Oskar Pastior Bild: picture-alliance/ dpa/dpaweb

Oskar Pastior, der diesjährige Träger des Georg-Büchner-Preises, ist der Vertreter einer einzigartigen Dicht-Kunst.

          Man nehme einen Band Pastior und schlage ihn an beliebiger Stelle auf. Ohne zu zögern, beginne man laut zu lesen, wohin das Auge führt. Das Staunen wird kein Ende nehmen. Was man zu begreifen meint, entzieht sich dem wörtlichen Nachfassen.

          Probe aufs Exempel: „Jetzt kann man schreiben was man will“ (Werkausgabe Band 2, Hanser 2003). Der Daumen macht halt auf Seite 185: „Das zweite falsche Gebiß ist eher sättigend. Es benötigt weder Kukuruzkolben, noch ein halbes Dutzend gewiegte Personen, noch anderthalb mal soviel Graupen.“

          Wie bitte? Nach welchem Rezept wird denn hier gekocht? Nach „Fleischeslust“, wie schon der Titel dieser Art Texte besagt. Kochen einmal anders: Textkochen. Ein Metabolismus, der so nur der Poesie möglich ist, eben falscher Hase. Da ist es zur Metabasis nicht weit.

          Infrasprache ohne System

          Deshalb nun ein hingeblätterter Zufallsfund aus „Minze Minze flaumiran Schpektrum“ (Band 3). Wir landen auf Seite 109, bei einem Gedicht mit dem Titel: „Latzomygon“: „Mi mitsch mig / Omykron / mi mitsch mig / phoran / Grom // phoran atzan Grom // Moize myon Gny / Mimozeron / phoran gyan Tom“. Was ist da los? Abzählverse? Hören wir lesend eine phonetische Variante des Handspiels „Schnickschnackschnuck“?

          Sind alle Wörter Eigennamen? Ist der Buchstabe ein Tier? Was hier wie dort anzitiert wird, was sich da wie hier kreuzt und in die fruchtbare Quere kommt, welche Metamorphosen da am Werke sind, welche Versteckspiele, und liest man genauer hin, futsch sind sie, die eben noch erkannten Anspielungen. Pastiors Webstuhl läßt oft gerade da System erkennen, wo gar keines ist, und umgekehrt. Und so ist auch das „Krimgotisch“, in dem „Latzomygon“ aus „Der Krimgotische Fächer“ verfaßt ist, gar keines, nämlich kein System und schon gar keins, dem eine stringente Grammatik zugrunde läge.
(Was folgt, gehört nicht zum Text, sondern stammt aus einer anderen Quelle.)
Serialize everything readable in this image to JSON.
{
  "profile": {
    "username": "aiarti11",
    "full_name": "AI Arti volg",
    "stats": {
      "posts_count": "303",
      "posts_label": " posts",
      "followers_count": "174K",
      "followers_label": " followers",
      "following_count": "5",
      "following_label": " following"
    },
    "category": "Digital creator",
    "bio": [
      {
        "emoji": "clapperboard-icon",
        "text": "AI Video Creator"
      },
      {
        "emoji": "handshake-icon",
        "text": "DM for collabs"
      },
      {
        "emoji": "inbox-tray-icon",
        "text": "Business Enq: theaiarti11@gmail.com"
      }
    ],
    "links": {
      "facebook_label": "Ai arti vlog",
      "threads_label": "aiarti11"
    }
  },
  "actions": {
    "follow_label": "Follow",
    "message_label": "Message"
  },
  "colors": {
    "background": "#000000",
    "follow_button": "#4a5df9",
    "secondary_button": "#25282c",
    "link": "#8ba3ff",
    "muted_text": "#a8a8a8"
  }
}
          Eher hat jedes krimgotische Einzelgedicht eine eigene Infrasprache, die sich aus bestehenden Sprachen, aus Phantasiesprachen und kindersprachlichen Resten speist. Und wenn's gutgeht, fallen Lesen, Hören, Verstehen, Deuten und Hervorbringen in eins. Damit spielt der Leser und Hörer das Pastiorsche Spiel nach, mit dem Unterschied, daß der Dichter immer einen Schritt voraus ist. Versteck mich, ich fang' dich einmal anders.

          Poesie und Poetik

          Wer staunt? Der Text. Also weiter im Text. Es zählt nur die Genauigkeit. Die das freie Spiel der Nichtkontrolle, daß der Dichter einmal nicht weiß, was er da tut, ja nicht ausschließt. Diese Poesie kann man nur wortwörtlich wiedergeben. Ein idealer Kommentar dieser Poesie wäre ihre wortwörtliche Wiederholung.

          Das ist auch gar nicht so abwegig, finden sich doch eine Reihe von Texten bei Pastior, die Poesie und Poetik in eins sind. Die sich, schön wär's, selber lesen. Die eine Gebrauchsanweisung sind. Man mache das Exempel zur Probe. Bestens geeignet hierzu: „Jalousien aufgemacht. Ein Lesebuch“ (Hanser 1987). Eines der schönsten Bücher, die ich kenne. Man liest es immer wieder. Und nie aus.